Under this integrated strategy, USAID programs in Colombia can reach those underfunded municipalities historically affected by the armed conflict with complementary services. While Land for Prosperity increases the government’s capacity for land governance and promotes a culture of formal land ownership, the Responsive Governance program improves the management of public finances while the Partners for Transparency program leverages local capacity and commitment to promote a culture of transparency and accountability.

“We can’t lay a single brick if the property is not titled. Land formalization is the first step. Now that the municipality has the registered land title, we can start building and improving the health clinic.”
– Orlando Benítez, Santo Domingo’s health director

Filling Gaps

Land for Prosperity has facilitated the titling of 10 municipal properties in Valencia, including the Santo Domingo health clinic. In addition, the Municipal Land Office has titled 91 private urban parcels, giving poorer residents land titles for land they have owned for decades.

“In Santo Domingo, we are relieved to be getting a health clinic. We have a school but have been missing a health clinic for a long time,” Benítez says. “It is essential for the community, and thanks to USAID programs for moving this project forward.”

Once built, the health post will benefit more than 2,500 people from Santo Domingo and neighboring villages Cocuelo and Cocuelo Medio. It will have outpatient services, dentistry, and medical check-ups. To see a doctor, the inhabitants of Santo Domingo and neighboring villages must pay 50,000 pesos (USD $12) in travel costs to reach Valencia, which is a lot for a farmer whose income, in the best of cases, reaches USD $500 a month.

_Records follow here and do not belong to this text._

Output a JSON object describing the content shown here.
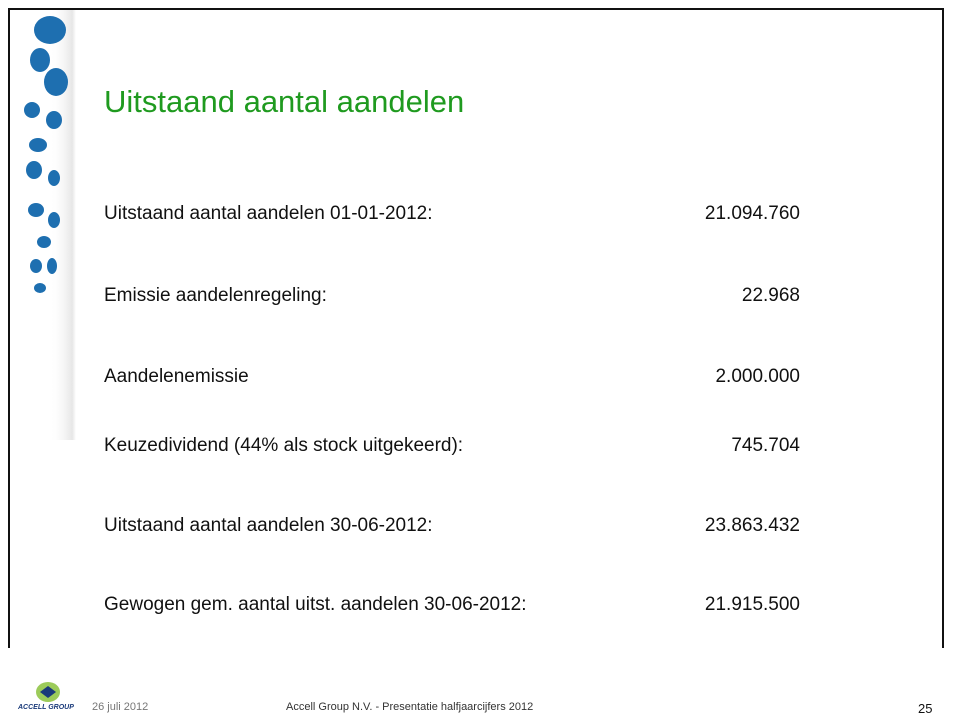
{
  "title": "Uitstaand aantal aandelen",
  "rows": [
    {
      "label": "Uitstaand aantal aandelen 01-01-2012:",
      "value": "21.094.760"
    },
    {
      "label": "Emissie aandelenregeling:",
      "value": "22.968"
    },
    {
      "label": "Aandelenemissie",
      "value": "2.000.000"
    },
    {
      "label": "Keuzedividend (44% als stock uitgekeerd):",
      "value": "745.704"
    },
    {
      "label": "Uitstaand aantal aandelen 30-06-2012:",
      "value": "23.863.432"
    },
    {
      "label": "Gewogen gem. aantal uitst. aandelen 30-06-2012:",
      "value": "21.915.500"
    }
  ],
  "footer": {
    "logo": "ACCELL GROUP",
    "date": "26 juli 2012",
    "center": "Accell Group N.V. - Presentatie halfjaarcijfers 2012",
    "page": "25"
  }
}
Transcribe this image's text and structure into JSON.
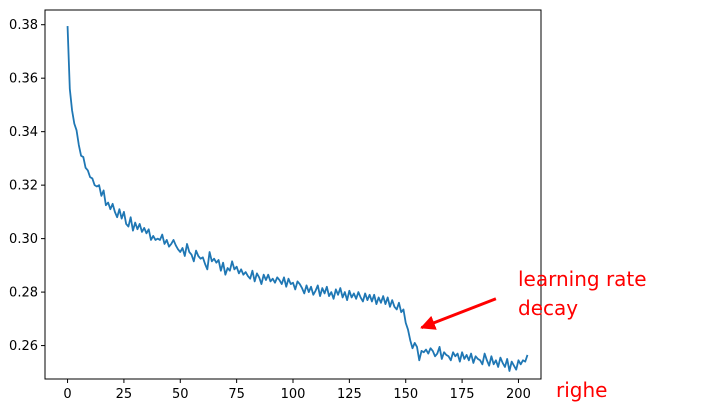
{
  "colors": {
    "line": "#1f77b4",
    "annotation": "#ff0000",
    "axis": "#000000",
    "background": "#ffffff"
  },
  "annotation": {
    "line1": "learning rate",
    "line2": "decay",
    "target": [
      157,
      0.2667
    ],
    "tail": [
      190,
      0.2775
    ]
  },
  "corner_text": "righe",
  "chart_data": {
    "type": "line",
    "title": "",
    "xlabel": "",
    "ylabel": "",
    "xlim": [
      -10,
      210
    ],
    "ylim": [
      0.2475,
      0.3855
    ],
    "xticks": [
      0,
      25,
      50,
      75,
      100,
      125,
      150,
      175,
      200
    ],
    "yticks": [
      0.26,
      0.28,
      0.3,
      0.32,
      0.34,
      0.36,
      0.38
    ],
    "ytick_labels": [
      "0.26",
      "0.28",
      "0.30",
      "0.32",
      "0.34",
      "0.36",
      "0.38"
    ],
    "grid": false,
    "legend": "none",
    "series": [
      {
        "values": [
          0.3795,
          0.356,
          0.348,
          0.343,
          0.3405,
          0.335,
          0.331,
          0.3305,
          0.3265,
          0.3255,
          0.323,
          0.3225,
          0.32,
          0.3195,
          0.32,
          0.316,
          0.318,
          0.3125,
          0.3135,
          0.311,
          0.313,
          0.31,
          0.308,
          0.311,
          0.3075,
          0.31,
          0.3055,
          0.3045,
          0.308,
          0.303,
          0.306,
          0.3035,
          0.3055,
          0.3025,
          0.304,
          0.302,
          0.3035,
          0.2995,
          0.301,
          0.2995,
          0.3,
          0.2995,
          0.3015,
          0.298,
          0.2995,
          0.297,
          0.298,
          0.2995,
          0.2975,
          0.296,
          0.295,
          0.2965,
          0.2935,
          0.298,
          0.295,
          0.294,
          0.2915,
          0.2955,
          0.2935,
          0.2925,
          0.293,
          0.2905,
          0.2885,
          0.295,
          0.2915,
          0.2925,
          0.291,
          0.292,
          0.288,
          0.291,
          0.2865,
          0.289,
          0.288,
          0.2915,
          0.2885,
          0.2895,
          0.287,
          0.2885,
          0.2865,
          0.2875,
          0.286,
          0.285,
          0.288,
          0.284,
          0.287,
          0.2855,
          0.283,
          0.2865,
          0.2845,
          0.2865,
          0.284,
          0.285,
          0.2835,
          0.2855,
          0.2845,
          0.283,
          0.2855,
          0.282,
          0.285,
          0.283,
          0.2835,
          0.281,
          0.284,
          0.283,
          0.2815,
          0.2795,
          0.2825,
          0.28,
          0.282,
          0.279,
          0.2805,
          0.2825,
          0.2785,
          0.2815,
          0.2795,
          0.282,
          0.2785,
          0.28,
          0.2775,
          0.281,
          0.279,
          0.2815,
          0.278,
          0.28,
          0.277,
          0.2805,
          0.278,
          0.2795,
          0.2775,
          0.28,
          0.278,
          0.2765,
          0.2795,
          0.277,
          0.279,
          0.2765,
          0.279,
          0.2755,
          0.278,
          0.276,
          0.2785,
          0.2755,
          0.278,
          0.2745,
          0.277,
          0.2745,
          0.2735,
          0.276,
          0.2725,
          0.2735,
          0.2685,
          0.266,
          0.262,
          0.259,
          0.261,
          0.2595,
          0.2545,
          0.258,
          0.2575,
          0.2585,
          0.257,
          0.259,
          0.258,
          0.256,
          0.257,
          0.2595,
          0.255,
          0.2575,
          0.2565,
          0.256,
          0.2545,
          0.2575,
          0.256,
          0.257,
          0.254,
          0.2575,
          0.255,
          0.2565,
          0.2545,
          0.257,
          0.2535,
          0.256,
          0.255,
          0.2545,
          0.253,
          0.257,
          0.2545,
          0.2525,
          0.256,
          0.253,
          0.2545,
          0.252,
          0.2555,
          0.2535,
          0.252,
          0.255,
          0.2505,
          0.254,
          0.2525,
          0.251,
          0.2545,
          0.253,
          0.2545,
          0.254,
          0.2565
        ]
      }
    ]
  }
}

“In Valencia, USAID saw the opportunity to work on an identifiable need, which is the health center, then we managed to formalize the property,” says Andrea Olaya, Regional Manager of Land For Prosperity. “Partners for Transparency and its overseers are going to be very attentive to the entry of resources.

Concerted Efforts

USAID has prioritized ten regional integration initiatives including Nariño’s Pacific coast (Tumaco), Bajo Cauca, and Catatumbo (Norte de Santander). USAID is investing in property formalization, strengthening local government capacity, and agriculture, all with a differentiated gender approach that places an emphasis on the needs of rural women.

“USAID’s Regional Integration Initiative is crucial because it seeks the synergy among all the initiatives being implemented to produce a greater impact for the populations,” says Andrea Olaya, Regional Manager of Land for Prosperity.

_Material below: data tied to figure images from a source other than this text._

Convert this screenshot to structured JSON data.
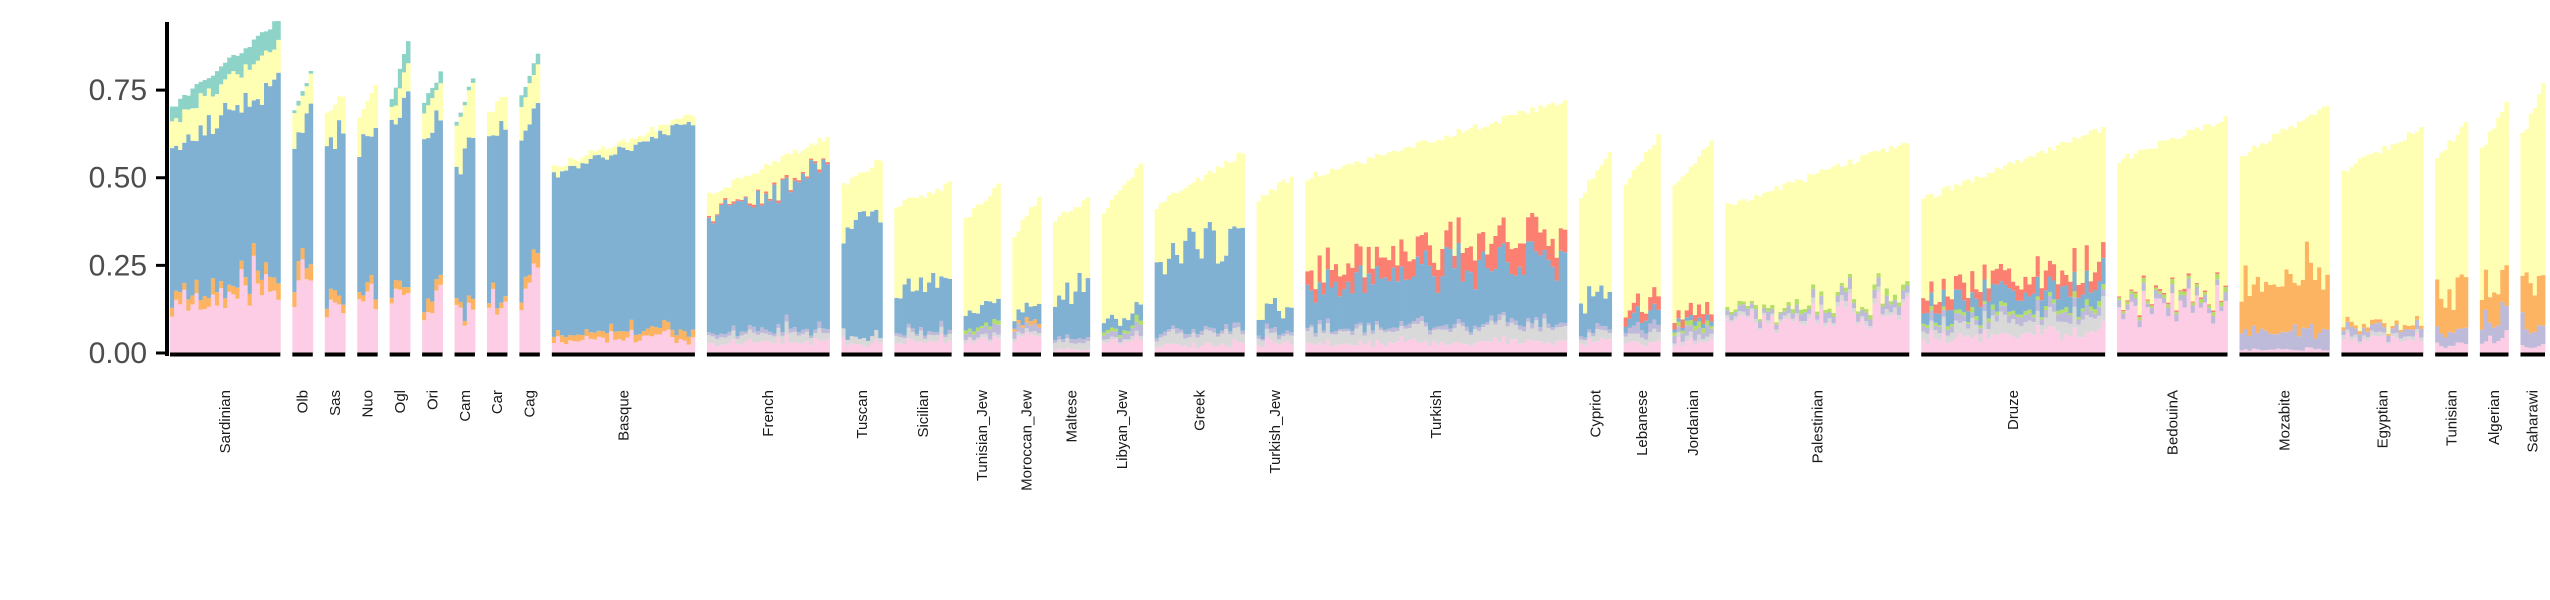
{
  "chart_data": {
    "type": "bar",
    "stacked": true,
    "ylim": [
      0,
      0.95
    ],
    "yticks": [
      0.0,
      0.25,
      0.5,
      0.75
    ],
    "ytick_labels": [
      "0.00",
      "0.25",
      "0.50",
      "0.75"
    ],
    "grid": false,
    "legend": "none",
    "components": [
      {
        "key": "pink",
        "color": "#fccde5"
      },
      {
        "key": "gray",
        "color": "#d9d9d9"
      },
      {
        "key": "lavender",
        "color": "#bebada"
      },
      {
        "key": "orange",
        "color": "#fdb462"
      },
      {
        "key": "green",
        "color": "#b3de69"
      },
      {
        "key": "blue",
        "color": "#80b1d3"
      },
      {
        "key": "red",
        "color": "#fb8072"
      },
      {
        "key": "yellow",
        "color": "#ffffb3"
      },
      {
        "key": "teal",
        "color": "#8dd3c7"
      }
    ],
    "groups": [
      {
        "label": "Sardinian",
        "n": 27,
        "total": [
          0.7,
          0.95
        ],
        "profile": {
          "pink": 0.16,
          "orange": 0.03,
          "blue": 0.45,
          "yellow": 0.09,
          "teal": 0.05
        }
      },
      {
        "label": "Olb",
        "n": 5,
        "total": [
          0.7,
          0.8
        ],
        "profile": {
          "pink": 0.2,
          "orange": 0.04,
          "blue": 0.4,
          "yellow": 0.1,
          "teal": 0.01
        }
      },
      {
        "label": "Sas",
        "n": 5,
        "total": [
          0.68,
          0.74
        ],
        "profile": {
          "pink": 0.14,
          "orange": 0.03,
          "blue": 0.43,
          "yellow": 0.09
        }
      },
      {
        "label": "Nuo",
        "n": 5,
        "total": [
          0.68,
          0.76
        ],
        "profile": {
          "pink": 0.15,
          "orange": 0.02,
          "blue": 0.46,
          "yellow": 0.08
        }
      },
      {
        "label": "Ogl",
        "n": 5,
        "total": [
          0.72,
          0.89
        ],
        "profile": {
          "pink": 0.14,
          "orange": 0.02,
          "blue": 0.52,
          "yellow": 0.06,
          "teal": 0.04
        }
      },
      {
        "label": "Ori",
        "n": 5,
        "total": [
          0.72,
          0.8
        ],
        "profile": {
          "pink": 0.15,
          "orange": 0.03,
          "blue": 0.45,
          "yellow": 0.08,
          "teal": 0.03
        }
      },
      {
        "label": "Cam",
        "n": 5,
        "total": [
          0.66,
          0.78
        ],
        "profile": {
          "pink": 0.13,
          "orange": 0.02,
          "blue": 0.4,
          "yellow": 0.11,
          "teal": 0.01
        }
      },
      {
        "label": "Car",
        "n": 5,
        "total": [
          0.68,
          0.74
        ],
        "profile": {
          "pink": 0.14,
          "orange": 0.02,
          "blue": 0.45,
          "yellow": 0.1
        }
      },
      {
        "label": "Cag",
        "n": 5,
        "total": [
          0.74,
          0.85
        ],
        "profile": {
          "pink": 0.16,
          "orange": 0.03,
          "blue": 0.43,
          "yellow": 0.09,
          "teal": 0.03
        }
      },
      {
        "label": "Basque",
        "n": 35,
        "total": [
          0.53,
          0.68
        ],
        "profile": {
          "pink": 0.04,
          "orange": 0.02,
          "blue": 0.51,
          "yellow": 0.02
        }
      },
      {
        "label": "French",
        "n": 30,
        "total": [
          0.45,
          0.62
        ],
        "profile": {
          "pink": 0.03,
          "gray": 0.02,
          "lavender": 0.01,
          "blue": 0.38,
          "yellow": 0.06,
          "red": 0.005
        }
      },
      {
        "label": "Tuscan",
        "n": 10,
        "total": [
          0.48,
          0.55
        ],
        "profile": {
          "pink": 0.03,
          "gray": 0.02,
          "blue": 0.3,
          "yellow": 0.14
        }
      },
      {
        "label": "Sicilian",
        "n": 14,
        "total": [
          0.42,
          0.48
        ],
        "profile": {
          "pink": 0.03,
          "gray": 0.02,
          "lavender": 0.01,
          "blue": 0.14,
          "yellow": 0.26
        }
      },
      {
        "label": "Tunisian_Jew",
        "n": 9,
        "total": [
          0.38,
          0.48
        ],
        "profile": {
          "pink": 0.04,
          "gray": 0.01,
          "lavender": 0.02,
          "green": 0.01,
          "blue": 0.06,
          "yellow": 0.27
        }
      },
      {
        "label": "Moroccan_Jew",
        "n": 7,
        "total": [
          0.34,
          0.44
        ],
        "profile": {
          "pink": 0.05,
          "gray": 0.01,
          "lavender": 0.02,
          "orange": 0.01,
          "blue": 0.04,
          "yellow": 0.27
        }
      },
      {
        "label": "Maltese",
        "n": 9,
        "total": [
          0.38,
          0.44
        ],
        "profile": {
          "pink": 0.01,
          "gray": 0.02,
          "lavender": 0.01,
          "blue": 0.16,
          "yellow": 0.22
        }
      },
      {
        "label": "Libyan_Jew",
        "n": 10,
        "total": [
          0.4,
          0.54
        ],
        "profile": {
          "pink": 0.04,
          "gray": 0.01,
          "lavender": 0.02,
          "green": 0.01,
          "blue": 0.03,
          "yellow": 0.36
        }
      },
      {
        "label": "Greek",
        "n": 22,
        "total": [
          0.42,
          0.57
        ],
        "profile": {
          "pink": 0.02,
          "gray": 0.03,
          "lavender": 0.01,
          "blue": 0.23,
          "yellow": 0.18
        }
      },
      {
        "label": "Turkish_Jew",
        "n": 9,
        "total": [
          0.44,
          0.5
        ],
        "profile": {
          "pink": 0.03,
          "gray": 0.02,
          "lavender": 0.01,
          "blue": 0.06,
          "yellow": 0.36
        }
      },
      {
        "label": "Turkish",
        "n": 64,
        "total": [
          0.5,
          0.72
        ],
        "profile": {
          "pink": 0.03,
          "gray": 0.04,
          "lavender": 0.01,
          "blue": 0.15,
          "red": 0.06,
          "yellow": 0.31
        }
      },
      {
        "label": "Cypriot",
        "n": 8,
        "total": [
          0.45,
          0.57
        ],
        "profile": {
          "pink": 0.03,
          "gray": 0.02,
          "lavender": 0.01,
          "blue": 0.1,
          "yellow": 0.36
        }
      },
      {
        "label": "Lebanese",
        "n": 9,
        "total": [
          0.48,
          0.62
        ],
        "profile": {
          "pink": 0.03,
          "gray": 0.02,
          "lavender": 0.02,
          "blue": 0.03,
          "red": 0.03,
          "yellow": 0.4
        }
      },
      {
        "label": "Jordanian",
        "n": 10,
        "total": [
          0.48,
          0.6
        ],
        "profile": {
          "pink": 0.03,
          "gray": 0.01,
          "lavender": 0.02,
          "green": 0.01,
          "red": 0.02,
          "blue": 0.01,
          "yellow": 0.42
        }
      },
      {
        "label": "Palestinian",
        "n": 45,
        "total": [
          0.42,
          0.6
        ],
        "profile": {
          "pink": 0.1,
          "gray": 0.01,
          "lavender": 0.02,
          "green": 0.01,
          "yellow": 0.37
        }
      },
      {
        "label": "Druze",
        "n": 45,
        "total": [
          0.44,
          0.64
        ],
        "profile": {
          "pink": 0.05,
          "gray": 0.04,
          "lavender": 0.02,
          "blue": 0.05,
          "red": 0.04,
          "green": 0.01,
          "yellow": 0.34
        }
      },
      {
        "label": "BedouinA",
        "n": 27,
        "total": [
          0.55,
          0.67
        ],
        "profile": {
          "pink": 0.13,
          "lavender": 0.02,
          "red": 0.005,
          "green": 0.01,
          "yellow": 0.45
        }
      },
      {
        "label": "Mozabite",
        "n": 22,
        "total": [
          0.56,
          0.71
        ],
        "profile": {
          "orange": 0.15,
          "lavender": 0.05,
          "pink": 0.01,
          "yellow": 0.43
        }
      },
      {
        "label": "Egyptian",
        "n": 20,
        "total": [
          0.52,
          0.64
        ],
        "profile": {
          "pink": 0.04,
          "gray": 0.01,
          "lavender": 0.02,
          "orange": 0.01,
          "yellow": 0.5
        }
      },
      {
        "label": "Tunisian",
        "n": 8,
        "total": [
          0.56,
          0.65
        ],
        "profile": {
          "orange": 0.1,
          "pink": 0.02,
          "lavender": 0.04,
          "yellow": 0.46
        }
      },
      {
        "label": "Algerian",
        "n": 7,
        "total": [
          0.58,
          0.72
        ],
        "profile": {
          "orange": 0.08,
          "pink": 0.04,
          "lavender": 0.06,
          "yellow": 0.45
        }
      },
      {
        "label": "Saharawi",
        "n": 6,
        "total": [
          0.62,
          0.76
        ],
        "profile": {
          "orange": 0.12,
          "lavender": 0.06,
          "pink": 0.02,
          "yellow": 0.47
        }
      }
    ]
  }
}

USAID is supporting 11 municipal-wide land titling campaigns across Colombia. Each campaign depends on a variety of factors and is expected to require an average of two years to complete implementation. By 2025, the government will have updated more than 115,000 parcels in the national cadaster with the possibility of delivering up to 40,000 land titles.

 

 

 

 

A Health Clinic in Santander de Quilichao, Cauca, titled with support from USAID

In Bajo Cauca, LFP is supporting the municipal wide parcel sweep in Caceres, and Colombia’s National Land Agencies are supporting the parcel sweep in Valencia.

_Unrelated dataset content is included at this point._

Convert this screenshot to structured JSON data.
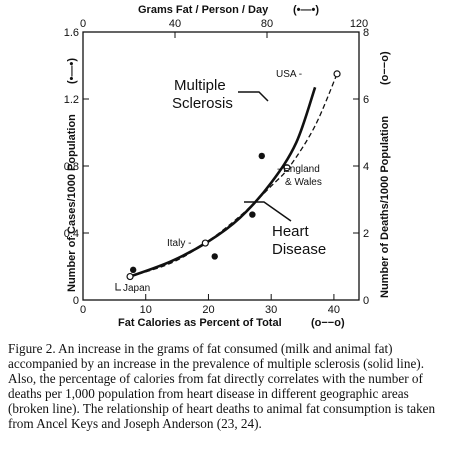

Under the Programs with a Territorial Approach strategy created by the government following the 2016 Peace Accords, places like Valencia have been favored with initiatives managed by the Territorial Renewal Agency (ART) and the municipality.

“In addition to the Land Office, we are highly grateful to USAID programs such as the one that provided us with the road inventory, making us the first and only municipality in Cordoba to have it,” said Valencia’s Secretary of Planning, Eliecer Martinez. “These projects are not physically seen but greatly benefit the people.